Une longue et agréable descente de près de 200 m qui m'a fait peur par le passé...mais j'ai progressé !
Sur cette pente, beaucoup de marcheurs à skis, crampons ou raquettes dans un joyeux désordre, chacun cherche le meilleur chemin. Des chutes aussi, c'est très pentu. Je reste sur mes jambes. Quand c'est glacé, c'est impressionnant; je l'ai monté sans crampons un jour de gel...quel souvenir ! Il faut choisir les bonnes empreintes et y loger un pied sûr!

Là c'est encore ferme, pas gelé mais ferme.

Beau décor devant mes yeux. Le Canigou je crois
Dans l'antre du Cirque, où naît le Ter et que je traverse hors des traces je fais une merveilleuse rencontre : un énorme igloo à 2 places dans lequel je me glisse. Une douce chaleur, une lumière verte. Un monde à part...

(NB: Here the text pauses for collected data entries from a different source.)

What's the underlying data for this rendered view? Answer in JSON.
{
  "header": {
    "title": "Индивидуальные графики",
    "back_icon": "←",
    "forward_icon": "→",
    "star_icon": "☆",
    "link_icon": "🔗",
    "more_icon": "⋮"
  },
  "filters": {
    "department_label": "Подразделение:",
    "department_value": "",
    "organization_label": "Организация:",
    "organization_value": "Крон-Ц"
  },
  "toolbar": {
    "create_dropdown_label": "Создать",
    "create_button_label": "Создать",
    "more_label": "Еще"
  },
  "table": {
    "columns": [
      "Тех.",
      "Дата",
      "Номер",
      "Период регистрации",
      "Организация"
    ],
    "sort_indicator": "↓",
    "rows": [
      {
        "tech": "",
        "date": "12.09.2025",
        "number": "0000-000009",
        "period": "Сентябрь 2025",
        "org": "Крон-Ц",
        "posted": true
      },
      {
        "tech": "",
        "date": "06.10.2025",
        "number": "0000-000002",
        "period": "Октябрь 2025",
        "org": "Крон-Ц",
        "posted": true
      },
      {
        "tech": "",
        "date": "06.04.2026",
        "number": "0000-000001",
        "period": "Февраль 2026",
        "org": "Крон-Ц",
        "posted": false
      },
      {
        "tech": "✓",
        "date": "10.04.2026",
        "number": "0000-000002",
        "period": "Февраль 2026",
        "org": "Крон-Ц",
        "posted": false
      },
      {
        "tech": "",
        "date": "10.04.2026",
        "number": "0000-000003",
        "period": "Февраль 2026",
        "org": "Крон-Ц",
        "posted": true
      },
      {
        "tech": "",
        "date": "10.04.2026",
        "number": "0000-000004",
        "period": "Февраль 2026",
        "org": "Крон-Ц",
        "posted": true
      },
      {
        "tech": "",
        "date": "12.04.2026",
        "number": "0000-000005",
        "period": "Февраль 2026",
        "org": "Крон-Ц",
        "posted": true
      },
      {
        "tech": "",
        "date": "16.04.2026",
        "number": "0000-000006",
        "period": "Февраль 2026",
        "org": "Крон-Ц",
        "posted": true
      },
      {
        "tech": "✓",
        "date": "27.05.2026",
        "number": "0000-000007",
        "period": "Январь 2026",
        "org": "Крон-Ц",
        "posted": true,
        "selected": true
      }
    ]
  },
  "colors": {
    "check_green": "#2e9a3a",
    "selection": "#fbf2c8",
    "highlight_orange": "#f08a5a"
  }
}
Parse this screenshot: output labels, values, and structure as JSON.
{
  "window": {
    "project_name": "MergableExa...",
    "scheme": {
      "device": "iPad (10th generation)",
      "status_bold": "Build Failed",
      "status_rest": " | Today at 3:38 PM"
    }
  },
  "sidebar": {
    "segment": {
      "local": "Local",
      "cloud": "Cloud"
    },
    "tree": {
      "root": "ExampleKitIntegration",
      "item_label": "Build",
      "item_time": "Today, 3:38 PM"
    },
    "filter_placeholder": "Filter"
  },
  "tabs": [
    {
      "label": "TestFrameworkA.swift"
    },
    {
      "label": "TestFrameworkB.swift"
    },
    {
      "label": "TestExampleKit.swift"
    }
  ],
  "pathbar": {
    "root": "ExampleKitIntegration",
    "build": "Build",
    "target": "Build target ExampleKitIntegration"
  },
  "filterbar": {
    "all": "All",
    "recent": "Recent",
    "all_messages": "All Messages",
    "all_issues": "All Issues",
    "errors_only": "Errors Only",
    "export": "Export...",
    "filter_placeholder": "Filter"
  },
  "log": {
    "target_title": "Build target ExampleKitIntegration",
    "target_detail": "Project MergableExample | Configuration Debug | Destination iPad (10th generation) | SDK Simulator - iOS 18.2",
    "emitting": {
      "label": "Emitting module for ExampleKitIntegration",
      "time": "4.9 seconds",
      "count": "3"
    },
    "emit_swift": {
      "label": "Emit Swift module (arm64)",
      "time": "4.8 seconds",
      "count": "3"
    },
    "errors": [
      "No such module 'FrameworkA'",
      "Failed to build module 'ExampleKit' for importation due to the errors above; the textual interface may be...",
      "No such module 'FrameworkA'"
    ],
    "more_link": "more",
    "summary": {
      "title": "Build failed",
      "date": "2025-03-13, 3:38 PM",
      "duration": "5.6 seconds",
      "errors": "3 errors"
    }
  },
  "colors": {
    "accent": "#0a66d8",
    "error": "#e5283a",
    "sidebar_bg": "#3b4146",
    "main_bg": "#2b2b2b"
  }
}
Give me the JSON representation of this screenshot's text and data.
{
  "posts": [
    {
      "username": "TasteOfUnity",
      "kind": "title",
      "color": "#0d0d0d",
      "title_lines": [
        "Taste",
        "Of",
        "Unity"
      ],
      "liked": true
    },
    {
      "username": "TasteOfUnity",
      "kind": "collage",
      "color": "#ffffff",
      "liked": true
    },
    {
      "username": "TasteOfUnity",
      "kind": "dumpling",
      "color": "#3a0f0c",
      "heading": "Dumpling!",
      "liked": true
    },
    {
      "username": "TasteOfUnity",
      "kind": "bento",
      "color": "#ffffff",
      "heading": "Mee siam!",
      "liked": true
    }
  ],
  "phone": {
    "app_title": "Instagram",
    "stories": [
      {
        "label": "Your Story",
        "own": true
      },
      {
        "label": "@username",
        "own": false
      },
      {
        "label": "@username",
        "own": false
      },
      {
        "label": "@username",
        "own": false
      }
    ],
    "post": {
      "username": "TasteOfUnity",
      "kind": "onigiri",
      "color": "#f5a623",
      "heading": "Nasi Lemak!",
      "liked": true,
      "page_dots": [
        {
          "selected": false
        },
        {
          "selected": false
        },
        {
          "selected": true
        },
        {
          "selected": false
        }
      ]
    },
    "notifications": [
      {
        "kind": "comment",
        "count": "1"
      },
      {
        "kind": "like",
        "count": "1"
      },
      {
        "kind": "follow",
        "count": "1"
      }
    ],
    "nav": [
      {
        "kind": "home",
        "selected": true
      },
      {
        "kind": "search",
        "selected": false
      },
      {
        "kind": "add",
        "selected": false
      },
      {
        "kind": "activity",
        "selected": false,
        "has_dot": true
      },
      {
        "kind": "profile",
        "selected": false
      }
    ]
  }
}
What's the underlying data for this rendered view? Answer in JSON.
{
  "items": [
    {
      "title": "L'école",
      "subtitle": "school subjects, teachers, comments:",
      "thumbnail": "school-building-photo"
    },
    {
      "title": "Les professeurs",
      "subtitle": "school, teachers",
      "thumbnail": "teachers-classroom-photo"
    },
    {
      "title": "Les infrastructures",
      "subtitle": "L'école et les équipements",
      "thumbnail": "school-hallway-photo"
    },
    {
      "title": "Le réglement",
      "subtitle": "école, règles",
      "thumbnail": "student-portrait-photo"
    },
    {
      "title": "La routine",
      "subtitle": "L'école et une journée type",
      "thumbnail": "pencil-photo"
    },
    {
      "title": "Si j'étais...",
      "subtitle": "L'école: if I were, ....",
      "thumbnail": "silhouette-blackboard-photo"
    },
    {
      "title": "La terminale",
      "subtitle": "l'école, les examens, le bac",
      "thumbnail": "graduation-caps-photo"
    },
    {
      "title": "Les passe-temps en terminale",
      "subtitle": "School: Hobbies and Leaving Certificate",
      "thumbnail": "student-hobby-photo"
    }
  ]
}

Igloo, juste au pied du Gra de Fajol, altitude 2366 m

A l'intérieur

A la porte

Je m'y complais un moment puis je regagne la piste, monotone chemin de retour de 2 km. Je prends une leçon de skis que je ne pratiquerai jamais. Trop tard. Rien n'est trop tard dans la vie, il faut juste ne pas se disperser et fixer ses préférences.

Je descends, je les regarde évoluer, le temps passe vite : un tronçon de rouge bien pentu et je suis chez moi !
Parking de la station : mon camion dans le cercle rouge 
La suite...je vous la dis ? Allez soyons franche...Elle se situe à Setcases, "Al Mouli"
Est il besoin de mots ???

La patronne me reconnaît, elle soigne la brûlure de ma peau avec une crème miracle.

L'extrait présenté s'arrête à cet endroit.